Behind the Pins: Building Analytics

Pinterest Engineering

•

Pinterest Engineering

•7 min read•intermediate•

--

•View Original

AWSAWS S3

Overview

The article discusses the revamped analytics tool developed by Pinterest to enhance business insights into audience engagement and content performance. It details the architecture, data processing pipeline, and user interaction features that support businesses in understanding their analytics data.

What You'll Learn

1

How to implement a scalable data processing pipeline using Hadoop MapReduce

2

Why user interaction metrics are crucial for analytics in business applications

3

How to optimize data storage and retrieval using HBase

4

When to use pre-aggregation for analytics data

Prerequisites & Requirements

Understanding of data processing concepts and analytics
Familiarity with Hadoop and HBase(optional)

Key Questions Answered

What are the main components of Pinterest's analytics architecture?

The analytics architecture consists of a scalable Hadoop MapReduce batch data processing pipeline, robust HBase data storage, API endpoints for data fetching, and a web application with an interactive UI for business users. Each component plays a crucial role in ensuring reliable data processing and accessibility.

How does Pinterest process analytics data daily?

Pinterest processes tens of terabytes of data each day using a Hadoop MapReduce pipeline that is triggered by the availability of data on AWS S3. The pipeline is designed to handle failures by allowing independent jobs to continue processing, ensuring reliability.

What types of analytics data does Pinterest provide?

Pinterest provides three datasets: domain analytics, which tracks usage data linked to a business domain; profile analytics, which tracks data related to business user Pins; and audience analytics, which focuses on user interactions with the content. This segmentation helps businesses understand their performance.

What optimizations are suggested for the data processing pipeline?

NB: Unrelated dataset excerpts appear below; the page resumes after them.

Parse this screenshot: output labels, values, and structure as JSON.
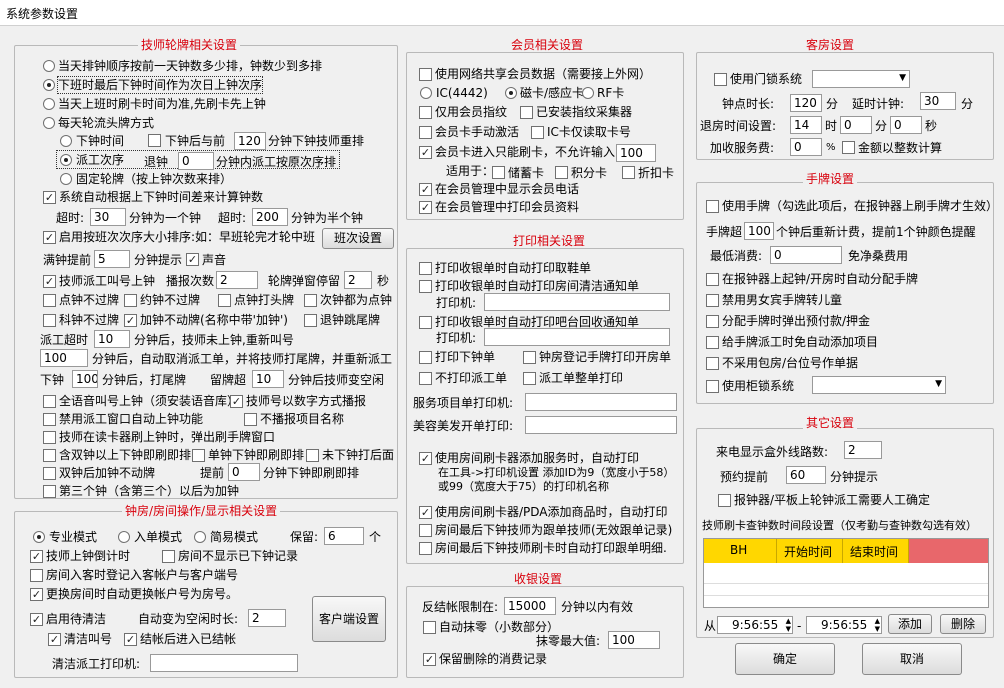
{
  "window": {
    "title": "系统参数设置"
  },
  "g1": {
    "title": "技师轮牌相关设置",
    "r1": "当天排钟顺序按前一天钟数多少排，钟数少到多排",
    "r2": "下班时最后下钟时间作为次日上钟次序",
    "r3": "当天上班时刷卡时间为准,先刷卡先上钟",
    "r4": "每天轮流头牌方式",
    "r4a": "下钟时间",
    "c_after": "下钟后与前",
    "after_v": "120",
    "after_s": "分钟下钟技师重排",
    "r4b": "派工次序",
    "tuizhong": "退钟",
    "tui_v": "0",
    "tui_s": "分钟内派工按原次序排",
    "r4c": "固定轮牌（按上钟次数来排）",
    "auto_calc": "系统自动根据上下钟时间差来计算钟数",
    "overtime": "超时:",
    "ot_v1": "30",
    "ot_s1": "分钟为一个钟",
    "overtime2": "超时:",
    "ot_v2": "200",
    "ot_s2": "分钟为半个钟",
    "shift_sort": "启用按班次次序大小排序:如：早班轮完才轮中班",
    "shift_btn": "班次设置",
    "full_remind": "满钟提前",
    "full_v": "5",
    "full_s": "分钟提示",
    "sound": "声音",
    "call": "技师派工叫号上钟",
    "play_times": "播报次数",
    "play_v": "2",
    "stop": "轮牌弹窗停留",
    "stop_v": "2",
    "sec": "秒",
    "p1": "点钟不过牌",
    "p2": "约钟不过牌",
    "p3": "点钟打头牌",
    "p4": "次钟都为点钟",
    "p5": "科钟不过牌",
    "p6": "加钟不动牌(名称中带'加钟')",
    "p7": "退钟跳尾牌",
    "dispatch_ot": "派工超时",
    "dot_v": "10",
    "dot_s": "分钟后，技师未上钟,重新叫号",
    "cancel_v": "100",
    "cancel_s": "分钟后，自动取消派工单，并将技师打尾牌，并重新派工",
    "clock": "下钟",
    "clock_v": "100",
    "clock_s": "分钟后，打尾牌",
    "stay": "留牌超",
    "stay_v": "10",
    "stay_s": "分钟后技师变空闲",
    "voice": "全语音叫号上钟（须安装语音库）",
    "num": "技师号以数字方式播报",
    "forbid": "禁用派工窗口自动上钟功能",
    "noplay": "不播报项目名称",
    "reader": "技师在读卡器刷上钟时，弹出刷手牌窗口",
    "sec_clock": "含双钟以上下钟即刷即排",
    "sec2": "单钟下钟即刷即排",
    "sec3": "未下钟打后面",
    "double": "双钟后加钟不动牌",
    "ahead": "提前",
    "ahead_v": "0",
    "ahead_s": "分钟下钟即刷即排",
    "third": "第三个钟（含第三个）以后为加钟"
  },
  "g2": {
    "title": "钟房/房间操作/显示相关设置",
    "pro": "专业模式",
    "entry": "入单模式",
    "simple": "简易模式",
    "keep": "保留:",
    "keep_v": "6",
    "ge": "个",
    "timer": "技师上钟倒计时",
    "room_hide": "房间不显示已下钟记录",
    "reg": "房间入客时登记入客帐户与客户端号",
    "change": "更换房间时自动更换帐户号为房号。",
    "clean": "启用待清洁",
    "auto_free": "自动变为空闲时长:",
    "auto_v": "2",
    "client_btn": "客户端设置",
    "clean_call": "清洁叫号",
    "after_close": "结帐后进入已结帐",
    "printer": "清洁派工打印机:",
    "printer_v": ""
  },
  "g3": {
    "title": "会员相关设置",
    "shared": "使用网络共享会员数据（需要接上外网）",
    "ic": "IC(4442)",
    "mag": "磁卡/感应卡",
    "rf": "RF卡",
    "finger": "仅用会员指纹",
    "finger2": "已安装指纹采集器",
    "manual": "会员卡手动激活",
    "icread": "IC卡仅读取卡号",
    "only_card": "会员卡进入只能刷卡，不允许输入",
    "only_v": "100",
    "apply": "适用于：",
    "a1": "储蓄卡",
    "a2": "积分卡",
    "a3": "折扣卡",
    "show_phone": "在会员管理中显示会员电话",
    "print_info": "在会员管理中打印会员资料"
  },
  "g4": {
    "title": "打印相关设置",
    "pr1": "打印收银单时自动打印取鞋单",
    "pr2": "打印收银单时自动打印房间清洁通知单",
    "printer": "打印机:",
    "pr3": "打印收银单时自动打印吧台回收通知单",
    "pr4": "打印下钟单",
    "pr5": "钟房登记手牌打印开房单",
    "pr6": "不打印派工单",
    "pr7": "派工单整单打印",
    "svc": "服务项目单打印机:",
    "beauty": "美容美发开单打印:",
    "pr8": "使用房间刷卡器添加服务时，自动打印",
    "pr8b": "在工具->打印机设置 添加ID为9（宽度小于58）或99（宽度大于75）的打印机名称",
    "pr9": "使用房间刷卡器/PDA添加商品时，自动打印",
    "pr10": "房间最后下钟技师为跟单技师(无效跟单记录)",
    "pr11": "房间最后下钟技师刷卡时自动打印跟单明细."
  },
  "g5": {
    "title": "收银设置",
    "limit": "反结帐限制在:",
    "limit_v": "15000",
    "limit_s": "分钟以内有效",
    "round": "自动抹零（小数部分）",
    "round_max": "抹零最大值:",
    "round_v": "100",
    "keep_del": "保留删除的消费记录"
  },
  "g6": {
    "title": "客房设置",
    "door": "使用门锁系统",
    "door_v": "",
    "start": "钟点时长:",
    "start_v": "120",
    "min": "分",
    "delay": "延时计钟:",
    "delay_v": "30",
    "min2": "分",
    "checkout": "退房时间设置:",
    "h_v": "14",
    "hour": "时",
    "m_v": "0",
    "min3": "分",
    "s_v": "0",
    "sec": "秒",
    "fee": "加收服务费:",
    "fee_v": "0",
    "pct": "%",
    "int": "金额以整数计算"
  },
  "g7": {
    "title": "手牌设置",
    "use": "使用手牌（勾选此项后，在报钟器上刷手牌才生效）",
    "hp": "手牌超",
    "hp_v": "100",
    "hp_s": "个钟后重新计费，提前1个钟颜色提醒",
    "low": "最低消费:",
    "low_v": "0",
    "free": "免净桑费用",
    "h1": "在报钟器上起钟/开房时自动分配手牌",
    "h2": "禁用男女宾手牌转儿童",
    "h3": "分配手牌时弹出预付款/押金",
    "h4": "给手牌派工时免自动添加项目",
    "h5": "不采用包房/台位号作单据",
    "h6": "使用柜锁系统",
    "h6_v": ""
  },
  "g8": {
    "title": "其它设置",
    "caller": "来电显示盒外线路数:",
    "caller_v": "2",
    "remind": "预约提前",
    "remind_v": "60",
    "remind_s": "分钟提示",
    "confirm": "报钟器/平板上轮钟派工需要人工确定",
    "period": "技师刷卡查钟数时间段设置（仅考勤与查钟数勾选有效）",
    "cols": [
      "BH",
      "开始时间",
      "结束时间"
    ],
    "from": "从",
    "t1": "9:56:55",
    "dash": "-",
    "t2": "9:56:55",
    "add": "添加",
    "del": "删除"
  },
  "footer": {
    "ok": "确定",
    "cancel": "取消"
  }
}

To optimize the data processing pipeline, Pinterest suggests minimizing data size, avoiding unnecessary sorting, optimizing joins, and leveraging User Defined Functions (UDFs). These strategies help improve performance and efficiency in handling large datasets.

Key Statistics & Figures

Data processed daily

Tens of terabytes

This volume of data processing is essential for providing accurate and timely analytics to businesses.

ETA for data processing pipeline

19 hours

This indicates the time required to process and make data available, highlighting the importance of optimizing the pipeline.

Technologies & Tools

Some links below are affiliate links. We may earn a commission if you make a purchase.

Data Processing

Hadoop

Used for building the scalable data processing pipeline.

Data Storage

Hbase

Serves as the backend storage for analytics data, providing low-latency access.

Data Streaming

Kafka

Used for logging event-based data.

Cloud Storage

AWS S3

Stores raw event-based data for processing.

Key Actionable Insights

1
Implement a robust data processing pipeline using Hadoop MapReduce to handle large datasets efficiently.
This is critical for businesses that require real-time analytics and insights from vast amounts of data. By ensuring scalability and reliability, companies can make informed decisions based on accurate data.

2
Utilize HBase for data storage to achieve low-latency access to analytics data.
HBase's key/value store capabilities allow for efficient data retrieval, which is essential for applications needing quick access to user interaction metrics.

3
Pre-aggregate analytics data to reduce the need for real-time processing.
By storing aggregated data at various intervals, businesses can significantly improve performance and reduce the load on their data processing systems.

Common Pitfalls

1

Failing to optimize data size can lead to bottlenecks in processing.

Large datasets can slow down the entire pipeline, making it crucial to minimize data size by only keeping necessary fields.

2

Overusing sorting operations can degrade performance.

Sorting large datasets is resource-intensive; instead, using clustering techniques can yield better performance without unnecessary overhead.